Dans la fosse 3bis de Saint-Amé, le 27 décembre 1974, 42 mineurs sont morts dans un accident de grisou. 43 si l’on compte Joseph, Jojo, le grand-frère du narrateur, mort plusieurs semaines plus tard des suites de ses blessures. « Blessé, c’est un mot triste pour dire qu’il est vivant. »(p. 54) Michel n’a pas oublié la catastrophe ni la mort de son frangin et il n’a pas pardonné à la mine. 40 ans après, veuf et orphelin, il réclame toujours justice, quitte à la rendre lui-même. Il veut comprendre ce qui s’est passé dans la fosse et venger les siens, famille et communauté minière. « Tu ne savais pas que le grisou avait des complices ? » (p. 85) Michel traque celui qu’il estime responsable de l’accident, de la négligence, de la course au rendement au détriment de la sécurité. « Par mesure d’économies, les Houillères avaient pris le risque de l’accident. » (p. 103) En déterrant la vérité, Michel veut rendre justice aux gueules noires sacrifiées et oubliées. Il veut aussi se débarrasser du passé, mais finalement, il faudra surtout qu’il corrige sa propre histoire. « La mort de Jojo ne pesait plus sur moi. Ma vengeance était éteinte. Tout allait pouvoir être dit. » (p. 195)
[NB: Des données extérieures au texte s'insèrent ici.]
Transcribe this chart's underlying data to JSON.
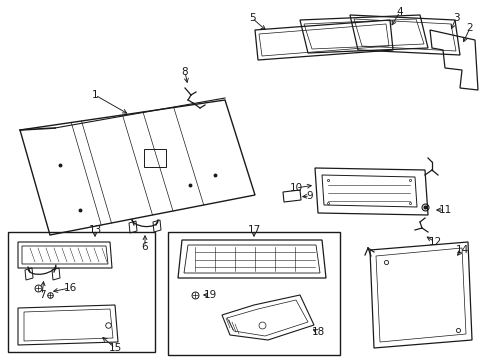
{
  "bg_color": "#ffffff",
  "line_color": "#1a1a1a",
  "figsize": [
    4.89,
    3.6
  ],
  "dpi": 100
}
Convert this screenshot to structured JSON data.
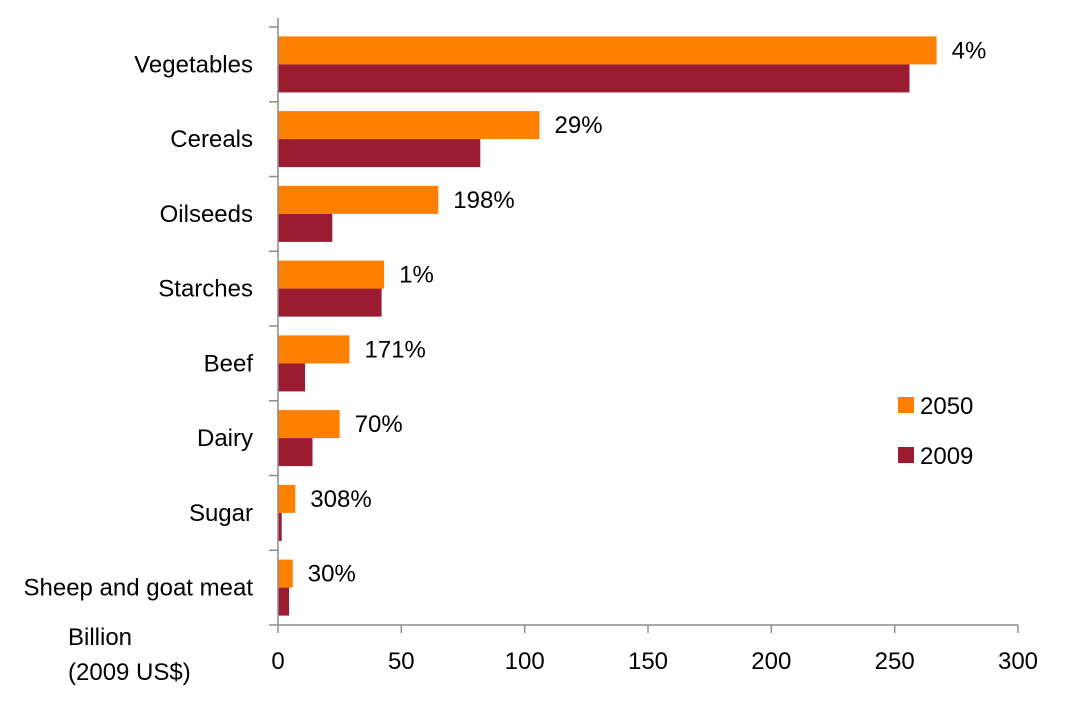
{
  "chart_data": {
    "type": "bar",
    "orientation": "horizontal",
    "categories": [
      "Vegetables",
      "Cereals",
      "Oilseeds",
      "Starches",
      "Beef",
      "Dairy",
      "Sugar",
      "Sheep and goat meat"
    ],
    "series": [
      {
        "name": "2050",
        "color": "#FF8000",
        "values": [
          267,
          106,
          65,
          43,
          29,
          25,
          7,
          6
        ]
      },
      {
        "name": "2009",
        "color": "#9B1B30",
        "values": [
          256,
          82,
          22,
          42,
          11,
          14,
          1.5,
          4.5
        ]
      }
    ],
    "data_labels": [
      "4%",
      "29%",
      "198%",
      "1%",
      "171%",
      "70%",
      "308%",
      "30%"
    ],
    "xlabel": [
      "Billion",
      "(2009 US$)"
    ],
    "xlim": [
      0,
      300
    ],
    "xticks": [
      0,
      50,
      100,
      150,
      200,
      250,
      300
    ],
    "grid": false,
    "legend_position": "right"
  }
}
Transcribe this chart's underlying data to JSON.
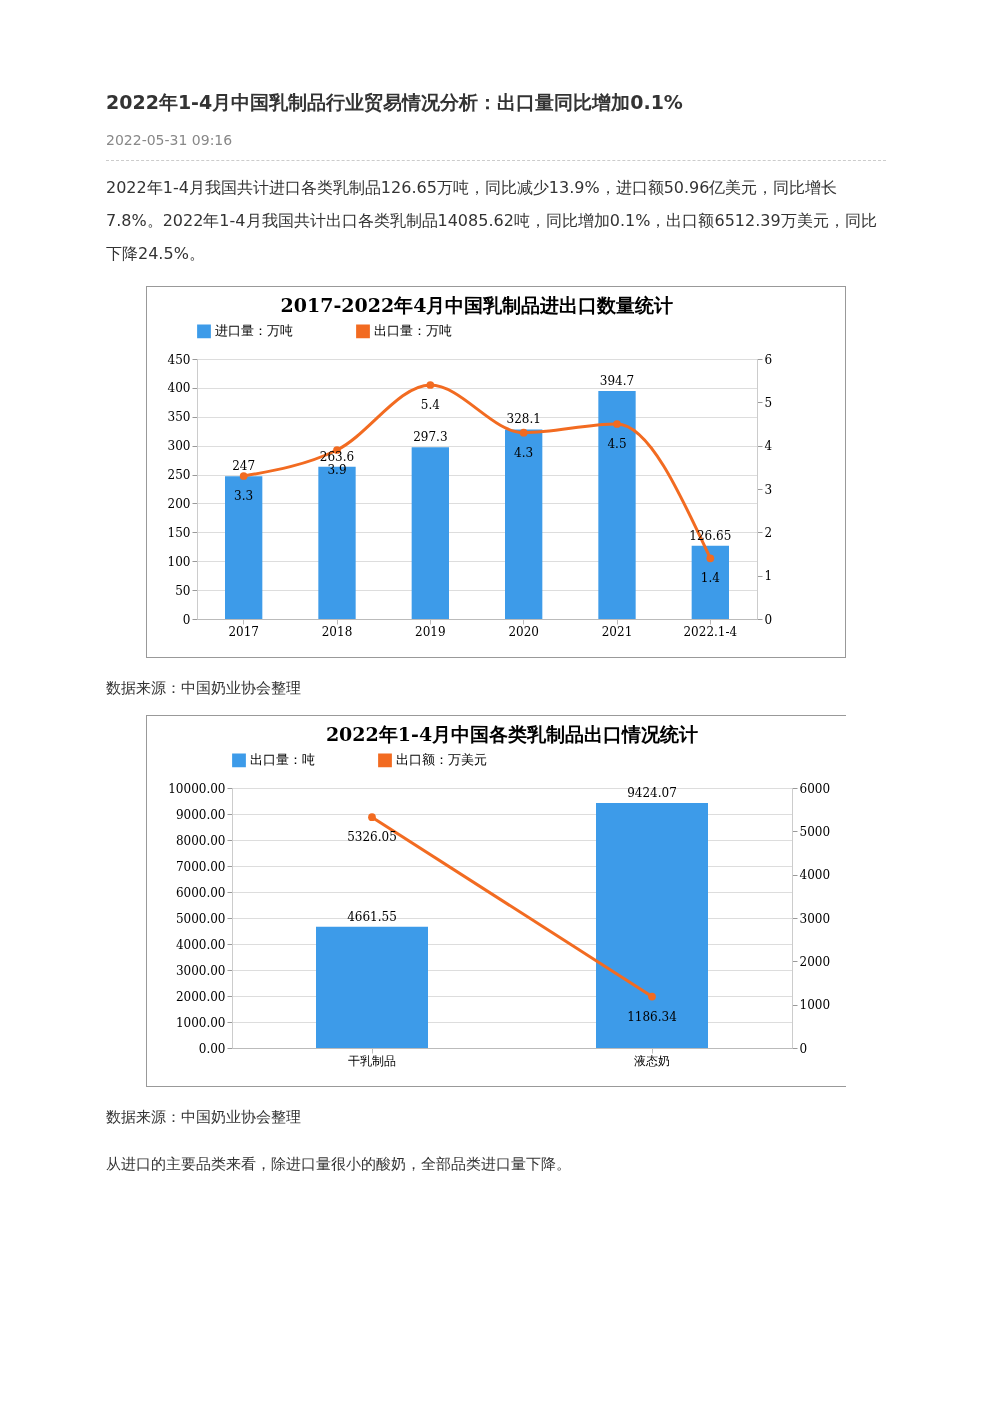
{
  "chart_data": [
    {
      "type": "bar",
      "title": "2017-2022年4月中国乳制品进出口数量统计",
      "annotations": [
        "2022年1-4月中国乳制品行业贸易情况分析：出口量同比增加0.1%",
        "2022-05-31 09:16",
        "2022年1-4月我国共计进口各类乳制品126.65万吨，同比减少13.9%，进口额50.96亿美元，同比增长7.8%。2022年1-4月我国共计出口各类乳制品14085.62吨，同比增加0.1%，出口额6512.39万美元，同比下降24.5%。",
        "数据来源：中国奶业协会整理"
      ],
      "categories": [
        "2017",
        "2018",
        "2019",
        "2020",
        "2021",
        "2022.1-4"
      ],
      "series": [
        {
          "name": "进口量：万吨",
          "color": "#3d9be9",
          "values": [
            247,
            263.6,
            297.3,
            328.1,
            394.7,
            126.65
          ]
        },
        {
          "name": "出口量：万吨",
          "type": "line",
          "axis": "y2",
          "color": "#f26b21",
          "values": [
            3.3,
            3.9,
            5.4,
            4.3,
            4.5,
            1.4
          ]
        }
      ],
      "ylim": [
        0,
        450
      ],
      "yticks": [
        0,
        50,
        100,
        150,
        200,
        250,
        300,
        350,
        400,
        450
      ],
      "y2lim": [
        0,
        6
      ],
      "y2ticks": [
        0,
        1,
        2,
        3,
        4,
        5,
        6
      ],
      "data_labels": true,
      "grid": "y",
      "legend": "top",
      "marker": "circle",
      "line_style": "solid"
    },
    {
      "type": "bar",
      "title": "2022年1-4月中国各类乳制品出口情况统计",
      "annotations": [
        "数据来源：中国奶业协会整理",
        "从进口的主要品类来看，除进口量很小的酸奶，全部品类进口量下降。"
      ],
      "categories": [
        "干乳制品",
        "液态奶"
      ],
      "series": [
        {
          "name": "出口量：吨",
          "color": "#3d9be9",
          "values": [
            4661.55,
            9424.07
          ]
        },
        {
          "name": "出口额：万美元",
          "type": "line",
          "axis": "y2",
          "color": "#f26b21",
          "values": [
            5326.05,
            1186.34
          ]
        }
      ],
      "ylim": [
        0,
        10000
      ],
      "yticks": [
        {
          "value": 0,
          "label": "0.00"
        },
        {
          "value": 1000,
          "label": "1000.00"
        },
        {
          "value": 2000,
          "label": "2000.00"
        },
        {
          "value": 3000,
          "label": "3000.00"
        },
        {
          "value": 4000,
          "label": "4000.00"
        },
        {
          "value": 5000,
          "label": "5000.00"
        },
        {
          "value": 6000,
          "label": "6000.00"
        },
        {
          "value": 7000,
          "label": "7000.00"
        },
        {
          "value": 8000,
          "label": "8000.00"
        },
        {
          "value": 9000,
          "label": "9000.00"
        },
        {
          "value": 10000,
          "label": "10000.00"
        }
      ],
      "y2lim": [
        0,
        6000
      ],
      "y2ticks": [
        0,
        {
          "value": 1000,
          "label": "1000"
        },
        {
          "value": 2000,
          "label": "2000"
        },
        {
          "value": 3000,
          "label": "3000"
        },
        {
          "value": 4000,
          "label": "4000"
        },
        {
          "value": 5000,
          "label": "5000"
        },
        {
          "value": 6000,
          "label": "6000"
        }
      ],
      "data_labels": true,
      "grid": "y",
      "legend": "top",
      "marker": "circle",
      "line_style": "solid"
    }
  ]
}
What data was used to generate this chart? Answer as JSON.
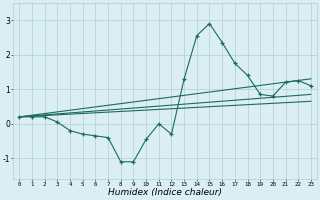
{
  "xlabel": "Humidex (Indice chaleur)",
  "ylabel": "",
  "xlim": [
    -0.5,
    23.5
  ],
  "ylim": [
    -1.6,
    3.5
  ],
  "xticks": [
    0,
    1,
    2,
    3,
    4,
    5,
    6,
    7,
    8,
    9,
    10,
    11,
    12,
    13,
    14,
    15,
    16,
    17,
    18,
    19,
    20,
    21,
    22,
    23
  ],
  "yticks": [
    -1,
    0,
    1,
    2,
    3
  ],
  "bg_color": "#daeef3",
  "grid_color": "#aecfdc",
  "line_color": "#1a6b5a",
  "data_x": [
    0,
    1,
    2,
    3,
    4,
    5,
    6,
    7,
    8,
    9,
    10,
    11,
    12,
    13,
    14,
    15,
    16,
    17,
    18,
    19,
    20,
    21,
    22,
    23
  ],
  "data_y": [
    0.2,
    0.2,
    0.2,
    0.05,
    -0.2,
    -0.3,
    -0.35,
    -0.4,
    -1.1,
    -1.1,
    -0.45,
    0.0,
    -0.3,
    1.3,
    2.55,
    2.9,
    2.35,
    1.75,
    1.4,
    0.85,
    0.8,
    1.2,
    1.25,
    1.1
  ],
  "trend1_x": [
    0,
    23
  ],
  "trend1_y": [
    0.2,
    1.3
  ],
  "trend2_x": [
    0,
    23
  ],
  "trend2_y": [
    0.2,
    0.85
  ],
  "trend3_x": [
    0,
    23
  ],
  "trend3_y": [
    0.2,
    0.65
  ]
}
La plume de Chalandon fait mouche à chaque roman. Pas un qui ne m’émeuve au-delà des larmes. Il faut dire que l’auteur a des phrases parfaites qui disent tout en peu de mots. « Il portait son costume du dimanche et son front du lundi. » (p. 8) Dans ce roman qui parle de la sombre histoire minière du Nord, l’auteur revient dans ma région d’adoption et de cœur, après La légende de nos pères. Il a su saisir une époque et une atmosphère. Après les avoir polies patiemment, il les a déposées dans l’écrin protecteur des Belles Lettres. Sorj Chalandon parle d’un deuil collant comme la poussière de charbon. Il dépeint à merveille l’amour fraternel, celui rend frère, celui qui fait fratrie au-delà des liens du sang. « À l’heure de dire au revoir à son charbon, la France a oublié de dire adieu à ses mineurs. » (p. 108)
Il y aurait bien des épithètes pour être dithyrambique. Un seul suffit : ce roman est beau. Lisez-le. Et lisez Sorj Chalandon.